7. Übergibt ein Kunde für eine Leistung des Steuerpflichtigen einen Rabattgutschein, auf den nach den Gutscheinbedingungen ein Dritter eine Zahlung an den Steuerpflichtigen leisten soll, fließt dem Steuerpflichtigen bei Gewinnermittlung durch Einnahmen-Überschuss-Rechnung eine Einnahme nicht bereits mit Übergabe des Gutscheins, sondern erst in dem Zeitpunkt zu, in dem der Dritte die Zahlung an den Steuerpflichtigen leistet.
Normenkette
§ 145 Abs. 2, § 158, § 162 Abs. 1 Sätze 1 und 2, Abs. 2 Satz 2 AO, § 4 Abs. 3, § 11 Abs. 1 EStG
Sachverhalt
Seit 1999 betrieb der Kläger ein Restaurant. Seinen Gewinn ermittelte er nach § 4 Abs. 3 EStG. Seine Umsätze, bei denen es sich ganz überwiegend um Barumsätze handelte, erzielte er vor allem durch Essenslieferungen (außer Haus). Er nutzte eine alte elektronische Registrierkasse, die er nach eigenen Angaben gebraucht erworben hatte. Die Kasse verfügte nur über eine geringe Speicherkapazität, die nicht ausreichte, um Kasseneinzeldaten über einen längeren Zeitraum zu speichern. Die Kassensoftware war in den Jahren 1987/1988 entwickelt worden. Den Feststellungen des FA und des FG zufolge war die Kasse objektiv manipulierbar gewesen.
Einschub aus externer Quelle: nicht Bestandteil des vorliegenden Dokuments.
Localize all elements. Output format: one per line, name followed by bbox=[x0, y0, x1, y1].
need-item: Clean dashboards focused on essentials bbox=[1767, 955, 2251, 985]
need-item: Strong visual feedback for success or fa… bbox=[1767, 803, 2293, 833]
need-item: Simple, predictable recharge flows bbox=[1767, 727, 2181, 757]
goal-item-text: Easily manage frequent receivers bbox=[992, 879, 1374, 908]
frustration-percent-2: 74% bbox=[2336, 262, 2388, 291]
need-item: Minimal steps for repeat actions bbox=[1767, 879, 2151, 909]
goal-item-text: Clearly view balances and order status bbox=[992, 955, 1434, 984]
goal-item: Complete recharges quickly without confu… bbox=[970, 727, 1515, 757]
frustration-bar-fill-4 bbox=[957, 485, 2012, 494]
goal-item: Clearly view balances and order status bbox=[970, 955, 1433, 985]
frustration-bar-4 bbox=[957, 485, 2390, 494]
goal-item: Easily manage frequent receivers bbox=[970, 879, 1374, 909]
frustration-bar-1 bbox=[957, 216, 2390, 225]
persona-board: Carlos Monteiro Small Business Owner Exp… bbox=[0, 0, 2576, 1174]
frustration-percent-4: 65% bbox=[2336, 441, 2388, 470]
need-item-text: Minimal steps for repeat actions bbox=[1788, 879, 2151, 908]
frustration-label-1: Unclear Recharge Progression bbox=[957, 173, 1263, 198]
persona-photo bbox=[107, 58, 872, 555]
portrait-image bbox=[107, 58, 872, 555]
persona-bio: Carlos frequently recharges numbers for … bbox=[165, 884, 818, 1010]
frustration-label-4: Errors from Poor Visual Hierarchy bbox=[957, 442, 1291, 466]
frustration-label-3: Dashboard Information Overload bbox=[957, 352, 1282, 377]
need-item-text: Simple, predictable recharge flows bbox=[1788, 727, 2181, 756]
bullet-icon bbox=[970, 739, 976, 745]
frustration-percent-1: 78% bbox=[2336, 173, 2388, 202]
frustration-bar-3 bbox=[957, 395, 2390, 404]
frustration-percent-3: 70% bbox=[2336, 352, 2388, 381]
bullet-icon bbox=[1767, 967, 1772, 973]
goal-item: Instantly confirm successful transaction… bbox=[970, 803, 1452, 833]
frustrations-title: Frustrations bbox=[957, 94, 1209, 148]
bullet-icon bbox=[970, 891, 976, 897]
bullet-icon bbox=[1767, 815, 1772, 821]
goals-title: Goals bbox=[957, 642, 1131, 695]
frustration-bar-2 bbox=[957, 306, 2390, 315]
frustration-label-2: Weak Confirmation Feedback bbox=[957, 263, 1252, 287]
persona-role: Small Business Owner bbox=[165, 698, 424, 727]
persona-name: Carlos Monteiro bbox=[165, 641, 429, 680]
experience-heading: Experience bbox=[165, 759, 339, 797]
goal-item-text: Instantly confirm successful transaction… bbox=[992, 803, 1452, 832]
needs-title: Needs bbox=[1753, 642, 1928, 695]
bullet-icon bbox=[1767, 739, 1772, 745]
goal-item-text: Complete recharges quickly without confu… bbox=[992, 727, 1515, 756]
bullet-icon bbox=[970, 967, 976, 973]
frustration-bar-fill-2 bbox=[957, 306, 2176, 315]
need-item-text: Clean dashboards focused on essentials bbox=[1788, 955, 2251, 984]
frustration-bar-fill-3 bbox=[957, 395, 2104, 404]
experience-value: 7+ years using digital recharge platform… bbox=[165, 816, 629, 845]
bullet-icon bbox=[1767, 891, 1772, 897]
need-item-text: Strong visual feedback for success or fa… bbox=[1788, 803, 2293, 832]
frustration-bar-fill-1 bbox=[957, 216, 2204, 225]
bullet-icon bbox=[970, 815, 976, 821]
Das FG (Niedersächsisches FG, Urteil vom 13.4.2021, 12 K 93/18, Haufe-Index 15620385) nahm eine eigene Vollschätzung vor und wies die Klage ganz überwiegend ab.
Entscheidung
Der BFH hat das Urteil des FG aufgehoben und die Sache zur anderweitigen Verhandlung und Entscheidung zurückverwiesen. Nur im Ergebnis zu Recht habe das FG eine Schätzungsbefugnis dem Grunde nach bejaht; ein Teil der von ihm angenommenen Mängel der Aufzeichnungen des Klägers liege allerdings tatsächlich gar nicht vor oder sei zu stark gewichtet worden. Auch sei das FG auf einige wesentliche Einwendungen des Klägers nicht eingegangen. Dies alles bewirke, dass die tatrichterlichen Feststellungen und Würdigungen derzeit insgesamt keine Grundlage für die vom FG angenommene Befugnis zu einer Vollschätzung böten.
Hinweis
1. Die Besonderheit des vorliegenden Streitfalls liegt darin, dass der Kläger, der ein Restaurant betrieb und seinen Gewinn durch Einnahmen-Überschuss-Rechnung (§ 4 Abs. 3 EStG) ermittelte, bei der Erfassung seiner Einnahmen eine Kasse benutzte, die zwar objektiv manipulierbar war, was zumindest dem Kassenhersteller sowie den Kassenhändlern und ‐reparateuren auch bekannt gewesen war. Allerdings ließ sich nicht feststellen, ob der Kläger selbst auch tatsächlich Kenntnis von der Manipulierbarkeit seiner Kasse gehabt hatte. Die Finanzverwaltung jedenfalls hatte die Verwendung einer solchen Kasse ursprünglich nicht beanstandet.
2. In Anbetracht dessen war für die Lösung des Streitfalls zunächst zu berücksichtigen, dass nach der BFH-Rechtsprechung auch bei der Vornahme von Schätzungen (§ 162 AO) der Verhältnismäßigkeitsgrundsatz gilt und dass Gesichtspunkte des Vertrauensschutzes beachtet werden müssen. Beides wirkt sich auch in Bezug auf die Frage aus, ob aufgrund der im Rahmen einer Außenprüfung festgestellten Mängel in den Aufzeichnungen eines Steuerpflichtigen der schwerwiegende Eingriff einer Vollschätzung – unter vollständiger Verwerfung der Gewinnermittlung – gerechtfertigt ist.